There are two types of values in computing: Mutable and Immutable. Mutable basically means the value can be modified or altered. Both Python and Kotlin use immutable basic data types, while with languages such as Java or C, the primitive types of variable are mutable, like the memory of a calculator. Consider the following code:

a = 3
b = a
a =+ 2
a = "The quick brown fox"
a += " jumps over"

With Mutable Primitive Types

  • a = 3
    • copy the value 3 into the memory for ‘a’
  • b = a
    • copy the value held in the memory for a to the memory for b
  • a += 2
    • add to the value held in to modify the value and produce 5
  • a = “the quick brown fox”
    • cannot set a to “the quick brown fox” as the memory area allocated for a is the size for an ‘int’
  • a + = “jumps over”
    • if a had been allocated sufficient memory for the resulting string initially, then ” jumps over” could have be copied on to the end of that string. This would required a to have been initially declared as a block of memory with sufficient space to hold whatever size string may eventually be required

With Immutable Reference Types

  • a = 3
    • set a to point to the value 3 that is already in memory
  • b = a
    • set the pointer value of b to same location as the pointer for a, now both share reference the same now shared memory area and thus the same shared value
  • a += 2
    • since an integer is immutable, a new memory area is allocated. The sum of ‘3+2’ is stored in this new memory area a is set to reference the new memory area. The initial value ‘3’ is still referenced by b.
  • a = “the quick brown fox”
    • a can be set to point to memory area allocated for the string as all ‘pointers’ (or called ids in Python) require the same space in memory
  • a += ” jumps over”
    • strings are immutable, so ” jumps over” cannot be added to the original string. A new area of memory large enough for the join of both strings must be allocated, the two strings are then copied into this new area and a is set to point to this new area.

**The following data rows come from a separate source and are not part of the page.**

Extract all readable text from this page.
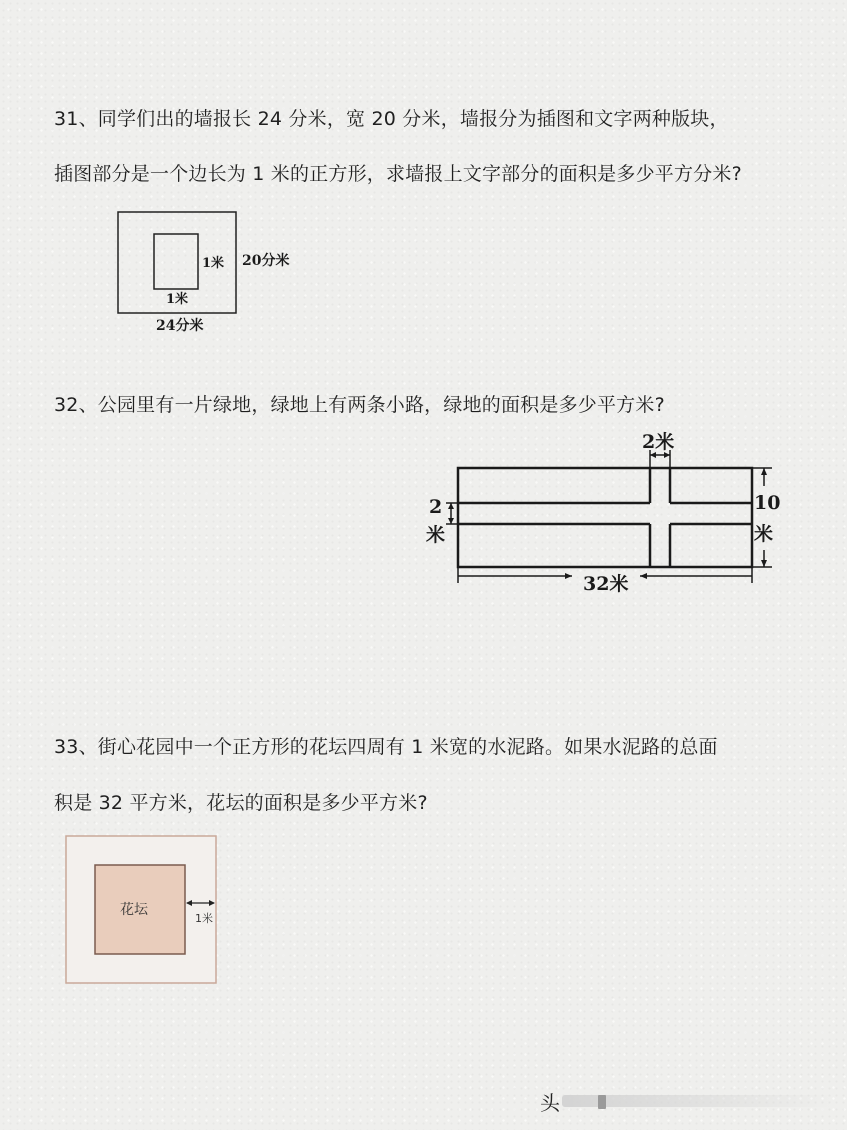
31、同学们出的墙报长 24 分米，宽 20 分米，墙报分为插图和文字两种版块，
插图部分是一个边长为 1 米的正方形，求墙报上文字部分的面积是多少平方分米?
1米
1米
20分米
24分米
32、公园里有一片绿地，绿地上有两条小路，绿地的面积是多少平方米?
2米
2
米
10
米
32米
33、街心花园中一个正方形的花坛四周有 1 米宽的水泥路。如果水泥路的总面
积是 32 平方米，花坛的面积是多少平方米?
花坛
1米
头
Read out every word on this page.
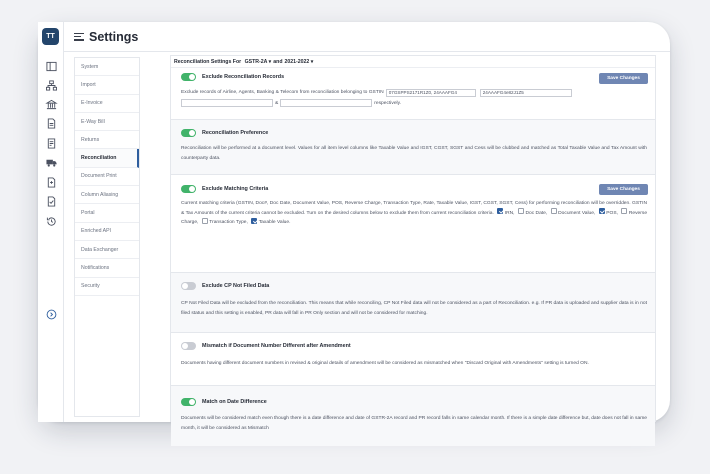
TT	Settings
System
Import
E-Invoice
E-Way Bill
Returns
Reconciliation
Document Print
Column Aliasing
Portal
Enriched API
Data Exchanger
Notifications
Security
Reconciliation Settings For
GSTR-2A ▾ and 2021-2022 ▾
Exclude Reconciliation Records	Save Changes
Exclude records of Airline, Agents, Banking & Telecom from reconciliation belonging to GSTIN	07GSPPS2171R1Z0, 24AAAFG4	24AAAFG4e82J1Z5
&	respectively.
Reconciliation Preference
Reconciliation will be performed at a document level. Values for all item level columns like Taxable Value and IGST, CGST, SGST and Cess will be clubbed and matched as Total Taxable Value and Tax Amount with counterparty data.
Exclude Matching Criteria	Save Changes
Current matching criteria (GSTIN, Doc#, Doc Date, Document Value, POS, Reverse Charge, Transaction Type, Rate, Taxable Value, IGST, CGST, SGST, Cess) for performing reconciliation will be overridden. GSTIN & Tax Amounts of the current criteria cannot be excluded. Turn on the desired columns below to exclude them from current reconciliation criteria. IRN, Doc Date, Document Value, POS, Reverse Charge, Transaction Type, Taxable Value.
Exclude CP Not Filed Data
CP Not Filed Data will be excluded from the reconciliation. This means that while reconciling, CP Not Filed data will not be considered as a part of Reconciliation. e.g. If PR data is uploaded and supplier data is in not filed status and this setting is enabled, PR data will fall in PR Only section and will not be considered for matching.
Mismatch if Document Number Different after Amendment
Documents having different document numbers in revised & original details of amendment will be considered as mismatched when "Discard Original with Amendments" setting is turned ON.
Match on Date Difference
Documents will be considered match even though there is a date difference and date of GSTR-2A record and PR record falls in same calendar month. If there is a simple date difference but, date does not fall in same month, it will be considered as Mismatch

Mutable & Immutable Values in Kotlin & Python

Immutable Values in Python

  • int, float, Decimal
  • str
  • bool
  • None
  • tuple

Mutable Values in Python

  • List
  • Dict
  • Set
  • All instances of classes (other than built in classes)

Immutable Values in Kotlin

  • Int, Float, Decimal (plus Double etc)
  • String
  • Boolean
  • Unit
  • List, Map, Set
  • Objects and instances of classes with only immutable val properties

Mutable Values in Kotlin

  • MutableList
  • MutableMap
  • MutableSet
  • Objects and instances of classes that include vars or vals of mutable data

Python does not have the ability to declare variables as immutable. The does not prohibit code that leaves all variables set to their original value, but it does mean it requires careful reading of the code to ensure there is no modification of values.

Python also does not have the ability to define user defined classes that are immutable. Again this does not prevent creating code that uses classes as if they are immutable, but again the language is providing no help in ensuring this is the case, not help in reading the code to know this is happening.

In very small programs which will be read only by the author of the code neither of these limitations is very significant, but in larger projects with more and the may be needed to be read by different programmers, this makes immutable classes problematic as a concept in Python.

Shared Modifications – The Devil Inside

As revealed in ‘Nobody Expects‘, reference/pointers variables can share the same data, leading to modifications to one variable, also resulting in changes to the other variables that share the same data.

In C and Java, this can never happen with ‘primitive’ data, as that data does not use the reference/pointer approach. With Python and Kotlin, similar behaviour results from keeping these primitive values immutable. The complication of shared changes only applies in either language type with changes to elements inside a container.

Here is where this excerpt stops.